Environmental law group Earthjustice listed the risks the EPA discovered through its own research into chlorpyrifos:

  • All exposure to chlorpyrifos through food exceeds safe levels of the chemical. The most exposed population is children between one and two years of age. On average, this vulnerable group is exposed to 140 times the level of chlorpyrifos the EPA deems safe.
  • Chlorpyrifos contaminates drinking water.
  • Chlorpyrifos drifts to schools, homes, and fields in toxic amounts at more than 300 feet from the fields.
  • Workers face unacceptable risks from exposures when they mix and apply chlorpyrifos and when they enter fields to tend to crops.

There is little doubt about the science. Mother Jones' Tom Philpott reported that "Stephanie Engel, an epidemiologist at the University of North Carolina and a co-author of [a major study on chlorpyrifos at Mount Sinai], says the evidence that chlorpyrifos exposure causes harm is 'compelling'—and is 'much stronger' even than the case against BPA (bisphenol A), the controversial plastic additive. She says babies and fetuses are particularly susceptible to damage from chlorpyrifos because they metabolize toxic chemicals more slowly than adults do. And 'many adults' are susceptible, too, because they lack a gene that allows for metabolizing the chemical efficiently, Engel adds."

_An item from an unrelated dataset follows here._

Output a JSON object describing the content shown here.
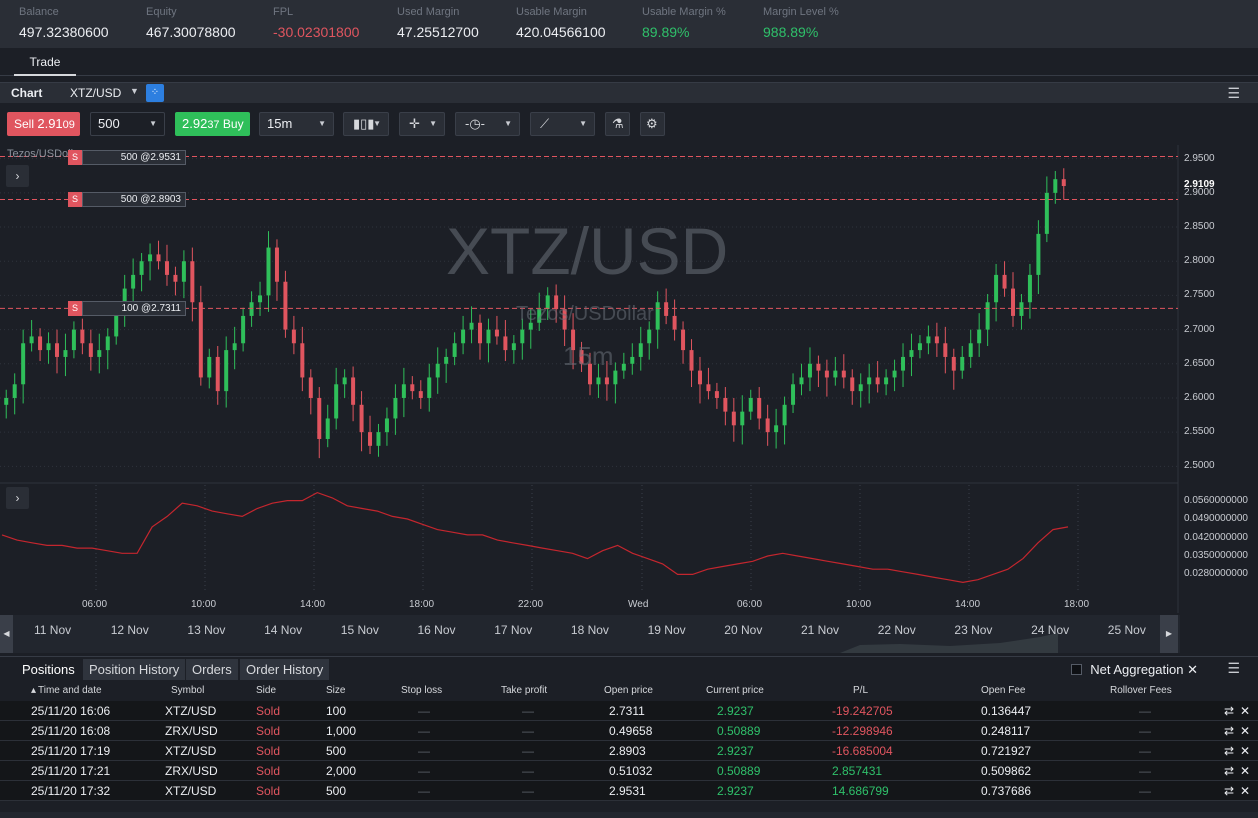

And the New York Times reported that "Jim Jones, who ran the chemical safety unit at the EPA for five years, and spent more than 20 years working there until he left the agency in January when President Trump took office, said he was disappointed by Mr. Pruitt's action. 'They are ignoring the science that is pretty solid,' Mr. Jones said."

The decision is in line with Pruitt's anti-science, pro-corporate stance. Yet advocates and researchers who have followed the years-long campaign to end the use of chlorpyrifos were still shocked by Pruitt's outrageous move.

As a result of Pruitt's decision, children and farmworkers nationwide are endangered, rights advocates and environmental groups charge.

"Without the ban, farmworkers, their children, and others can't escape exposure because the poison is in [the] air they breathe, in the food they eat, the soil where children play," observed Erik Nicholson, national vice president of United Farm Workers. "We all have a basic right to a healthy life."

Some further argued that the decision breaks the law.

"We have a law that requires the EPA to ban pesticides that it cannot determine are safe, and the EPA has repeatedly said this pesticide is not safe," Patti Goldman, managing attorney at Earthjustice, told the New York Times.

Earthjustice has vowed to fight Pruitt's decision in court, reported NPR.